The Program also supports cross-cutting initiatives to strengthen institutional and state capacity to achieve the above three result areas. These interventions aim to improve ‘how’ the sector operates and complement the technical interventions discussed above in the three result areas (‘what’ specifically the sector does). As such, these interventions fall along the causal chain of results on quality of care, NCDs and injuries management, and RCH equity. Good practices and innovations from Tamil Nadu are being scaled up while others from around the world are being introduced through the Program to improve management of the public health sector, increase transparency, and strengthen accountability. These key ‘hows’ will enable Tamil Nadu to move from a focus on access to an increasing focus on quality of care. These systematic reforms will also better position the state to tackle emerging disease patterns that require a different approach to service delivery while simultaneously closing the remaining gaps on last mile delivery of basic RCH services. Finally, the PforR instrument—with a focus on achievement of outputs and outcomes—will help the sector realign planning, budgeting, expenditures, and coordination to defragment implementation and ensure the achievement of results. With this innovative and forwardlooking approach, Tamil Nadu will offer lessons and set the stage for other states to follow suit. Box 1 below provides details about these initiatives and how they will enhance public health sector management.

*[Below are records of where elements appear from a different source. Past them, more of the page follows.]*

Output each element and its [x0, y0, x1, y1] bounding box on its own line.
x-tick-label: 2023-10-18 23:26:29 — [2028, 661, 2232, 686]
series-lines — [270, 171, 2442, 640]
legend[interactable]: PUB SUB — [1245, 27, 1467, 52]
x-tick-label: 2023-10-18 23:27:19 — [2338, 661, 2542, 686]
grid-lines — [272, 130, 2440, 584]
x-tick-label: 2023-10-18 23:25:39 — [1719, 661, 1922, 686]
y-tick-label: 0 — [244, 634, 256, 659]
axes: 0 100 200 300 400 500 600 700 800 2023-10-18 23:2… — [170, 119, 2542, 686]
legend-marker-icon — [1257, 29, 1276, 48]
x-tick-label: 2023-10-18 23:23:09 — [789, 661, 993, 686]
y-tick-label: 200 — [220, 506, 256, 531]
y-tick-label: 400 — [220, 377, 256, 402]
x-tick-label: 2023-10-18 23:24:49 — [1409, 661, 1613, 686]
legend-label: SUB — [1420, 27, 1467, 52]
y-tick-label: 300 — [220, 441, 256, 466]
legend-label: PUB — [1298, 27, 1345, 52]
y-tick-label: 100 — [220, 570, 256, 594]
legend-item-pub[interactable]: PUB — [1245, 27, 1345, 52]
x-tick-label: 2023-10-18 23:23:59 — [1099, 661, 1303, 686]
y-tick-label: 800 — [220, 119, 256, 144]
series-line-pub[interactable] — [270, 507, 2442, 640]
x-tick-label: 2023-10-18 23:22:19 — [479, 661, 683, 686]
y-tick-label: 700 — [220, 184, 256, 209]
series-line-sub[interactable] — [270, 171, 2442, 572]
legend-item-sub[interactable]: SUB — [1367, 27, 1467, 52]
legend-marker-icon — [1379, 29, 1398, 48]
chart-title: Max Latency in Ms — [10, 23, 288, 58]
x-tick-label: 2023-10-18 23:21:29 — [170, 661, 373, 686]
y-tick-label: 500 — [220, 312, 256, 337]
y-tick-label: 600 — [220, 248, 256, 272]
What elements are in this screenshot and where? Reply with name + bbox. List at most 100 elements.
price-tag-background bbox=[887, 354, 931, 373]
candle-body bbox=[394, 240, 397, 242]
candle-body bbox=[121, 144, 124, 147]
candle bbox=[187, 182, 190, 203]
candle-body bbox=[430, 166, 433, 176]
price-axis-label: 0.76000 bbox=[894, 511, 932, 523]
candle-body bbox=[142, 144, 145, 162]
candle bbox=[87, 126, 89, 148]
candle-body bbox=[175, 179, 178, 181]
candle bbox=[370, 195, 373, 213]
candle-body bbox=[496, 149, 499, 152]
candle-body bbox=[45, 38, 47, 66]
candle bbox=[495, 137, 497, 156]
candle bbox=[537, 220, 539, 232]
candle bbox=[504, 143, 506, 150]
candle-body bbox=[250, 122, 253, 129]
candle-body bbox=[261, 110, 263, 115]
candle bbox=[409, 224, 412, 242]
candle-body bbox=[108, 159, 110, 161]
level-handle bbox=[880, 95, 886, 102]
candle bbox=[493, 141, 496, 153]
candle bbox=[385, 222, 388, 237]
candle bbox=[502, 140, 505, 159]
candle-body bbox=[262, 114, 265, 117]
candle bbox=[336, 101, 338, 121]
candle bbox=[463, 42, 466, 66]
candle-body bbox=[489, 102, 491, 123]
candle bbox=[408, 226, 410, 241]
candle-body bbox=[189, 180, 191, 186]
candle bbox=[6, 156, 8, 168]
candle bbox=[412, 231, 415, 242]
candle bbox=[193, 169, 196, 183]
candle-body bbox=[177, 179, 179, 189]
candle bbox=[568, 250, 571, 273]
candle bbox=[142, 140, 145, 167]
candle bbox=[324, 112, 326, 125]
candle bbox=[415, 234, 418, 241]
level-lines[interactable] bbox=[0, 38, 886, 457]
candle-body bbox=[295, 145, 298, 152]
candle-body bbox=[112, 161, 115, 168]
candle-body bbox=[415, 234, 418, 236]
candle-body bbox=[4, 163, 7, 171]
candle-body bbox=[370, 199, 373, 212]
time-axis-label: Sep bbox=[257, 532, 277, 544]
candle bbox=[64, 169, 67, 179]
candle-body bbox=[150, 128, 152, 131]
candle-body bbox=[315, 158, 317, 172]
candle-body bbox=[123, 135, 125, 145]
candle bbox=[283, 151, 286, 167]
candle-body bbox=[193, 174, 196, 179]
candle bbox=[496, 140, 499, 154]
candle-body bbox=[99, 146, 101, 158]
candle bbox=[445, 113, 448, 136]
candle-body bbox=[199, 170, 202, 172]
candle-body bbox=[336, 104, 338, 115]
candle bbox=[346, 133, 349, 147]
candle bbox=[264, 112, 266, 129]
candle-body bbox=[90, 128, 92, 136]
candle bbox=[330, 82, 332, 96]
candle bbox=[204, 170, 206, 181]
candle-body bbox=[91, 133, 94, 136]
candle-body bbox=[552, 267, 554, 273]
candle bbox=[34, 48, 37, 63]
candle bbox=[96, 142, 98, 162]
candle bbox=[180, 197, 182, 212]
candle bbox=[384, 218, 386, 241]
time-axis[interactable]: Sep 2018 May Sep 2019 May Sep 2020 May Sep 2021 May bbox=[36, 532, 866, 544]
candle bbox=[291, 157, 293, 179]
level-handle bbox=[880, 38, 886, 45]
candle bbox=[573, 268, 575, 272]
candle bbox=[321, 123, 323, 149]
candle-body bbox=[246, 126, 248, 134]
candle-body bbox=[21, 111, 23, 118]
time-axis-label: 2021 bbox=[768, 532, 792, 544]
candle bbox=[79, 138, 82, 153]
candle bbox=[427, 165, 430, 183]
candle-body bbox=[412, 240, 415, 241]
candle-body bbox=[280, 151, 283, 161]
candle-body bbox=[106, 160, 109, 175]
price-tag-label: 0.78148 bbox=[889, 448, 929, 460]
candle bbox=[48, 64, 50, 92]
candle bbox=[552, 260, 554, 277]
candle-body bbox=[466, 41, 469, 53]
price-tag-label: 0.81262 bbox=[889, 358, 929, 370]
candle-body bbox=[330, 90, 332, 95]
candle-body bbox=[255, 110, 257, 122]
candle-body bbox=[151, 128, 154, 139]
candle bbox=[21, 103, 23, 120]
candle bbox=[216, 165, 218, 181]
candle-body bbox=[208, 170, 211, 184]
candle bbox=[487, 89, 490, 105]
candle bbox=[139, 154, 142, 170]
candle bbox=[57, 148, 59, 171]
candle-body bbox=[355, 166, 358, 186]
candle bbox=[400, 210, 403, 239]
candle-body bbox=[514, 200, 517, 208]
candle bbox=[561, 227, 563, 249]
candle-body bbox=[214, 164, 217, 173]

The following three DLIs directly support this cross-cutting agenda: DLI #6 is a scaleable indicator with an allocation of US$36.5 million, DLI #7 is a scaleable indicator with an allocation of US$30.75 million, and DLI #8 is a non-scaleable indicator with an allocation of US$14 million. DLI #6 aims to stimulate strengthening the content, quality, accessibility, and use of the health information system for decision making. DLI #7 is about building state capacity to improve planning and implementation, including performance-based management. DLI #8 supports transparency, collaborative social accountability, and consolidation of citizen engagement through annual district and state health assemblies. This will further strengthen the feedback loops between citizens and the state.
The theory of change for the Program is illustrated in Figure 4, starting with challenges identified and followed by the inputs, expected outputs and intermediate results, and expected outcomes. As indicated, a subset of intermediate results and expected outcomes have been selected as DLIs.